“But would you go if she wrote to you?” “Oh, if she wrote—that would be different, but she never will. There is no doubt, Harding, love is a sort of madness, and it takes every man; none can look into his life without finding that at some time or another he was mad; the only thing is that it has taken me rather badly, and cure seems farther off than ever. Why is it, Harding, that a man should love one woman so much more than another? It certainly isn’t because she has got a prettier face, or a more perfect figure, or a more sensual temperament; for there is no end to pretty faces, perfect figures, and sensual temperaments. Evelyn was pretty well furnished with these things. I am prepared to admit that she was, but of course there are more beautiful women and more sensual women, more charming women, cleverer women—I suppose there are—yet no one ever charmed me, enchanted me—that is the word—like this woman, and I can find no reason for the enchantment in her or in myself, only this, that she represents more of the divine essence out of which all things have come than any other woman.”
“The divine essence?”
“Well, one has to use these words in order to be understood; but you know what I mean, Harding, the mystery lying behind all phenomena, the Breath, esoteric philosophers would say, out of which all things came, which drew the stars in the beginning out of chaos, creating myriads of things or the appearance of different things, for there is only one thing. That is how the mystics talk—isn’t it? You know more about them than I do. If to every man some woman represented more of this impulse than any other woman, he would be unable to separate himself from her; she would always be a light in his life which he would follow, a light in the mind—that is what Evelyn is to me; I never understood it before, it is only lately—”

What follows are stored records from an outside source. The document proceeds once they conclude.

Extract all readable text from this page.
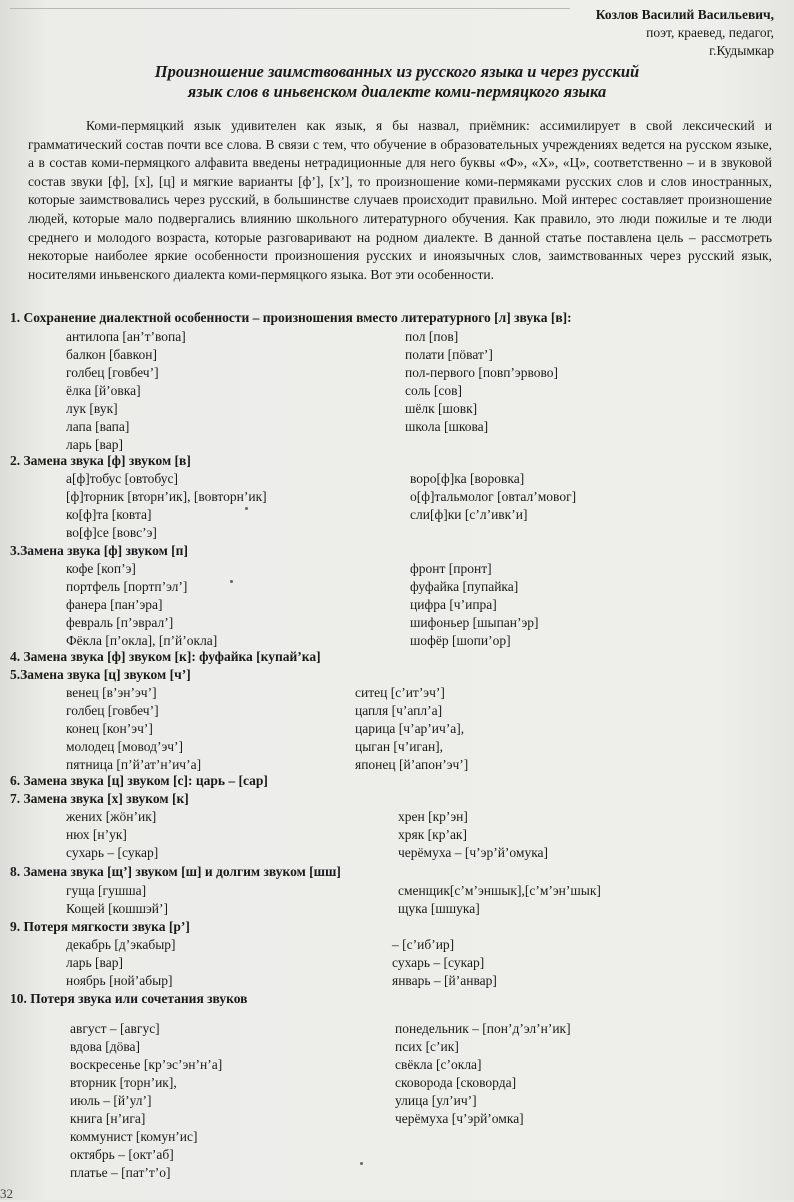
Козлов Василий Васильевич,
поэт, краевед, педагог,
г.Кудымкар
Произношение заимствованных из русского языка и через русский
язык слов в иньвенском диалекте коми-пермяцкого языка
Коми-пермяцкий язык удивителен как язык, я бы назвал, приёмник: ассимилирует в свой лексический и грамматический состав почти все слова. В связи с тем, что обучение в образовательных учреждениях ведется на русском языке, а в состав коми-пермяцкого алфавита введены нетрадиционные для него буквы «Ф», «Х», «Ц», соответственно – и в звуковой состав звуки [ф], [х], [ц] и мягкие варианты [ф’], [х’], то произношение коми-пермяками русских слов и слов иностранных, которые заимствовались через русский, в большинстве случаев происходит правильно. Мой интерес составляет произношение людей, которые мало подвергались влиянию школьного литературного обучения. Как правило, это люди пожилые и те люди среднего и молодого возраста, которые разговаривают на родном диалекте. В данной статье поставлена цель – рассмотреть некоторые наиболее яркие особенности произношения русских и иноязычных слов, заимствованных через русский язык, носителями иньвенского диалекта коми-пермяцкого языка. Вот эти особенности.
1. Сохранение диалектной особенности – произношения вместо литературного [л] звука [в]:
антилопа [ан’т’вопа]
балкон [бавкон]
голбец [говбеч’]
ёлка [й’овка]
лук [вук]
лапа [вапа]
ларь [вар]
пол [пов]
полати [пöват’]
пол-первого [повп’эрвово]
соль [сов]
шёлк [шовк]
школа [шкова]
2. Замена звука [ф] звуком [в]
а[ф]тобус [овтобус]
[ф]торник [вторн’ик], [вовторн’ик]
ко[ф]та [ковта]
во[ф]се [вовс’э]
воро[ф]ка [воровка]
о[ф]тальмолог [овтал’мовог]
сли[ф]ки [с’л’ивк’и]
3.Замена звука [ф] звуком [п]
кофе [коп’э]
портфель [портп’эл’]
фанера [пан’эра]
февраль [п’эврал’]
Фёкла [п’окла], [п’й’окла]
фронт [пронт]
фуфайка [пупайка]
цифра [ч’ипра]
шифоньер [шыпан’эр]
шофёр [шопи’ор]
4. Замена звука [ф] звуком [к]: фуфайка [купай’ка]
5.Замена звука [ц] звуком [ч’]
венец [в’эн’эч’]
голбец [говбеч’]
конец [кон’эч’]
молодец [мовод’эч’]
пятница [п’й’ат’н’ич’а]
ситец [с’ит’эч’]
цапля [ч’апл’а]
царица [ч’ар’ич’а],
цыган [ч’иган],
японец [й’апон’эч’]
6. Замена звука [ц] звуком [с]: царь – [сар]
7. Замена звука [х] звуком [к]
жених [жöн’ик]
нюх [н’ук]
сухарь – [сукар]
хрен [кр’эн]
хряк [кр’ак]
черёмуха – [ч’эр’й’омука]
8. Замена звука [щ’] звуком [ш] и долгим звуком [шш]
гуща [гушша]
Кощей [кошшэй’]
сменщик[с’м’эншык],[с’м’эн’шык]
щука [шшука]
9. Потеря мягкости звука [р’]
декабрь [д’экабыр]
ларь [вар]
ноябрь [ной’абыр]
– [с’иб’ир]
сухарь – [сукар]
январь – [й’анвар]
10. Потеря звука или сочетания звуков
август – [авгус]
вдова [дöва]
воскресенье [кр’эс’эн’н’а]
вторник [торн’ик],
июль – [й’ул’]
книга [н’ига]
коммунист [комун’ис]
октябрь – [окт’аб]
платье – [пат’т’о]
понедельник – [пон’д’эл’н’ик]
псих [с’ик]
свёкла [с’окла]
сковорода [сковорда]
улица [ул’ич’]
черёмуха [ч’эрй’омка]
32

“The desert has turned you into a poet, I see, into a mystic.”
“Hardly that; but in the desert there are long hours and nothing— only thought; one has to think, if one isn’t a bedouin, just to save oneself from going mad: the empty spaces, the solitude, the sun! One of these days when you have finished your books, I should like to write one with you; my impressions of the desert as I rode from oasis to oasis, seeking Tahar—”
“Who was he?”
“He was the man who had the eagles. Haven’t I told you already how—?”
“Yes, yes, Asher, but tell me did you meet Tahar, and did you see gazelles hunted?”
“Yes, and larger deer. My first idea was hawking and we went to a lake. One of these days I must tell you about that lake, about its wild fowl, about the buried city and the heron which was killed. We found it among Roman inscriptions. But to tell of these things—my goodness, Harding, it would take hours!”
“Don’t try, Asher. Tell me about the gazelles.”
“How we went from oasis to oasis in quest of this man who always eluded us, meeting him at last in Beclere’s oasis. But you haven’t heard about Beclere’s, the proprietor, you might say, of one oasis; he discovered a Roman well, and added thousands of acres; but if I began to tell about Beclere’s we should be here till midnight.”